なので、通常は以下のどちらかで記述します。


using System;

namespace ConsoleApplication1
{
    class Program
    {
        static void Main(string[] args)
        {
            //完全修飾名でアクセス
            System.IO.File.ReadAllText("test.txt");

            //完全修飾名でアクセス
            IO.File.ReadAllText("test.txt");
        }
    }
}

using System;
using System.IO; //←これを追加

namespace ConsoleApplication1
{
    class Program
    {
        static void Main(string[] args)
        {
            //usingディレクティブにより省略形で書ける
            File.ReadAllText("test.txt");
        }
    }
}

毎回「System.IO.File.○○」と書くのはやや面倒ですから、省略して書ける後者のほうが便利です。
しかしこの記述をすると「System.IO」内にあるすべてのオブジェクトに対して省略形の記述が有効になります。

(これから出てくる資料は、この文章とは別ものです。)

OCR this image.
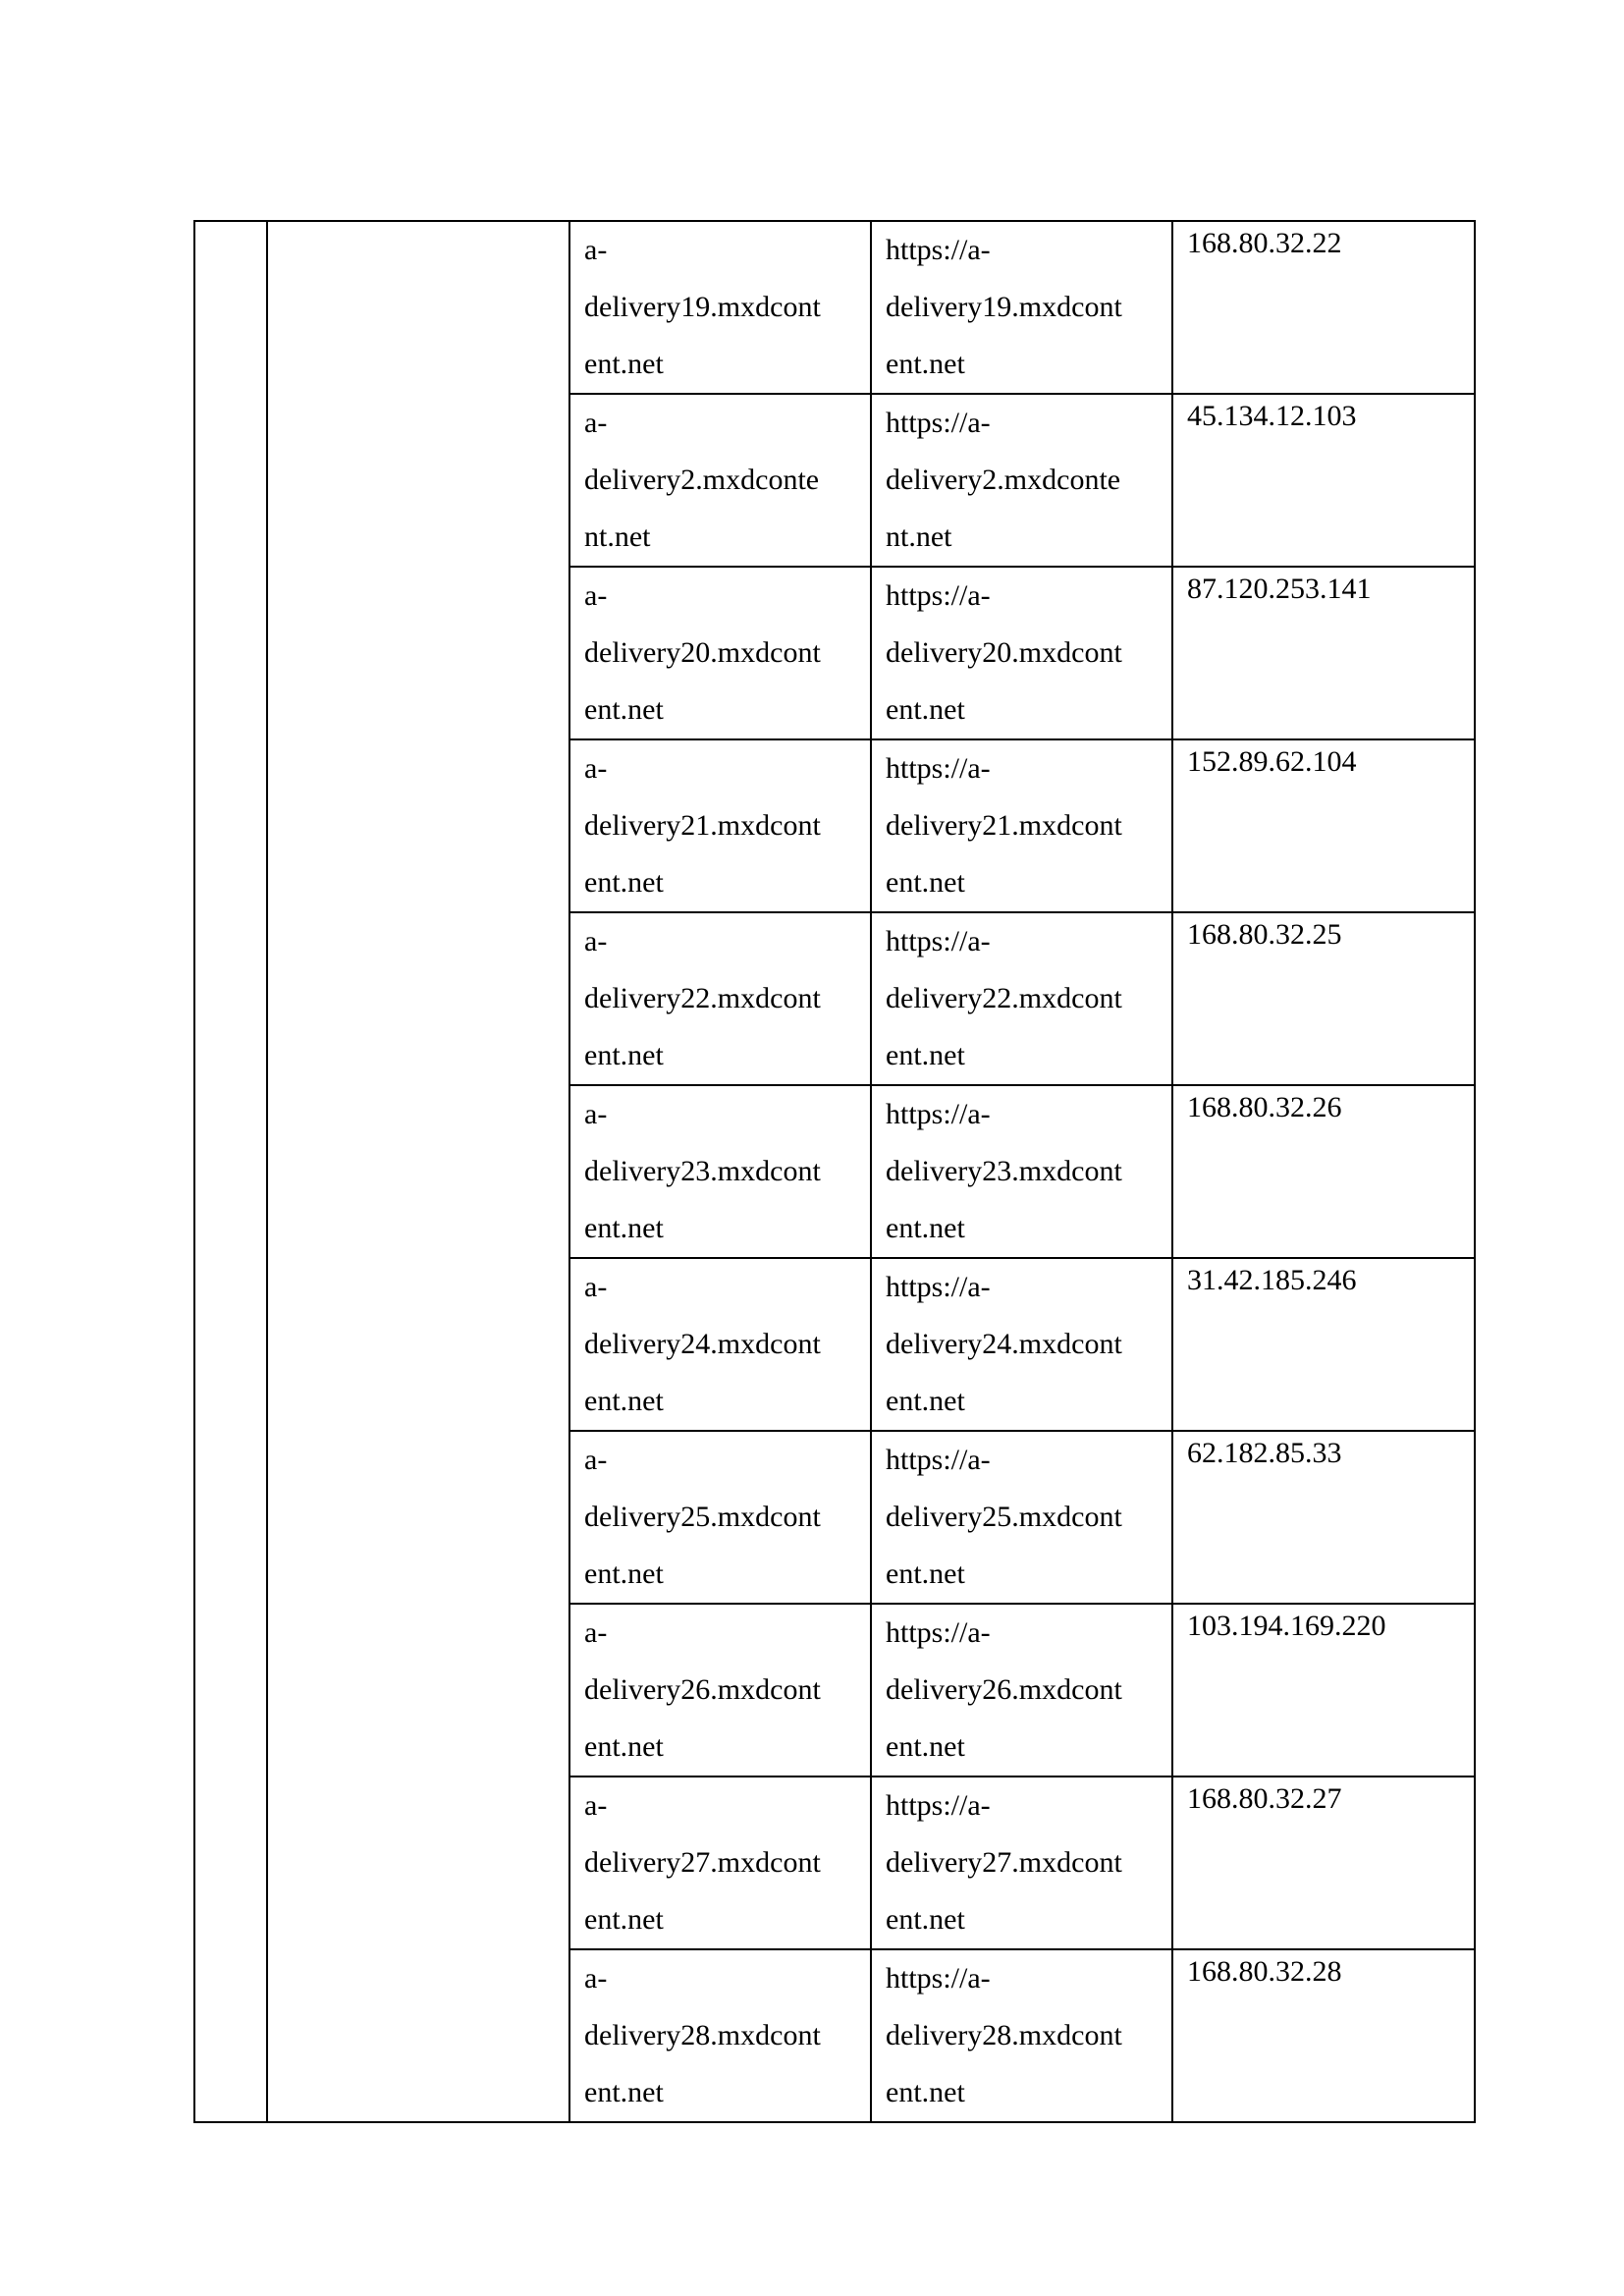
		a-
delivery19.mxdcont
ent.net	https://a-
delivery19.mxdcont
ent.net	168.80.32.22

		a-
delivery2.mxdconte
nt.net	https://a-
delivery2.mxdconte
nt.net	45.134.12.103

		a-
delivery20.mxdcont
ent.net	https://a-
delivery20.mxdcont
ent.net	87.120.253.141

		a-
delivery21.mxdcont
ent.net	https://a-
delivery21.mxdcont
ent.net	152.89.62.104

		a-
delivery22.mxdcont
ent.net	https://a-
delivery22.mxdcont
ent.net	168.80.32.25

		a-
delivery23.mxdcont
ent.net	https://a-
delivery23.mxdcont
ent.net	168.80.32.26

		a-
delivery24.mxdcont
ent.net	https://a-
delivery24.mxdcont
ent.net	31.42.185.246

		a-
delivery25.mxdcont
ent.net	https://a-
delivery25.mxdcont
ent.net	62.182.85.33

		a-
delivery26.mxdcont
ent.net	https://a-
delivery26.mxdcont
ent.net	103.194.169.220

		a-
delivery27.mxdcont
ent.net	https://a-
delivery27.mxdcont
ent.net	168.80.32.27

		a-
delivery28.mxdcont
ent.net	https://a-
delivery28.mxdcont
ent.net	168.80.32.28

「System.IO.File」だけを省略形で記述したい場合は以下のようにします。


using System;

//「F」は「System.IO.File」の別名になる
using F = System.IO.File;

namespace ConsoleApplication1
{
    class Program
    {
        static void Main(string[] args)
        {
            F.ReadAllText("test.txt");
            //↑は↓と同じ意味
            System.IO.File.ReadAllText("test.txt");
        }
    }
}

このようにすると、コード中のFSystem.IO.Fileの別名として扱われます。
これをusingエイリアス(エイリアス)といいます。
エイリアス名は自由に付けることができます。

名前空間の定義

名前空間は自分で定義することもできます。
Visual Studioでコードを自動生成した時、プロジェクト名の名前空間が自動的に定義されています。


using System;
using System.Collections.Generic;
using System.Linq;
using System.Text;
using System.Threading.Tasks;

//↓これが名前空間の定義
namespace ConsoleApplication1
{
    class Program
    {
        static void Main(string[] args)
        {
        }
    }
}

名前空間の定義はnamespaceというキーワードで行います。
名前空間は「name space」の直訳です。

namespaceブロック内が新しい名前空間として定義されます。
自動生成される名前空間以外にも必要に応じて新しい名前空間を定義可能です。


using System;

namespace ConsoleApplication1
{
    class Program
    {
        static void Main(string[] args)
        {
            //名前空間「Test」の中の「Program.number」にアクセス
            int num = Test.Program.number;

            Console.WriteLine(num);
            Console.ReadLine();
        }
    }
}

//「Test」という名前空間の定義
namespace Test
{
    class Program
    {
        public static int number = 1;
    }
}
1

自分で定義した名前空間へのアクセスの仕方も今までと同じです。

上記コードは「Program」というクラスが二つ存在しますが、それぞれ別の名前空間に定義されています。
名前空間はそれぞれで独立しているので、二重定義にはなりません。

名前空間は入れ子にして定義することもできます。


namespace ConsoleApplication1
{
    class Program
    {
        static void Main(string[] args)
        {
            int num1 = Test.AAA.Program.number; //1
            int num2 = Test.BBB.Program.number; //2
        }
    }
}

namespace Test
{
    namespace AAA
    {
        class Program
        {
            public static int number = 1;
        }
    }

    namespace BBB
    {
        class Program
        {
            public static int number = 2;
        }
    }
}

名前空間は同じ名前を重複して付けることができます。
重複というよりも複数に分割できる、といった方が正しいかもしれません。
これはソースコードを複数に分ける時などに使用します。


namespace Test
{
    class Program
    {
    }
}

namespace Test
{
    class Program2
    {
    }

    //同じ名前はダメ
    //class Program
    //{
    //}
}

コード上は分けられていても同じ名前空間内では同じ名前のオブジェクトは定義できません。
上記の例では上段の名前空間「Test」内に「Program」クラスがすでに定義されているので、下段の名前空間「Test」では「Program」クラスは定義できません。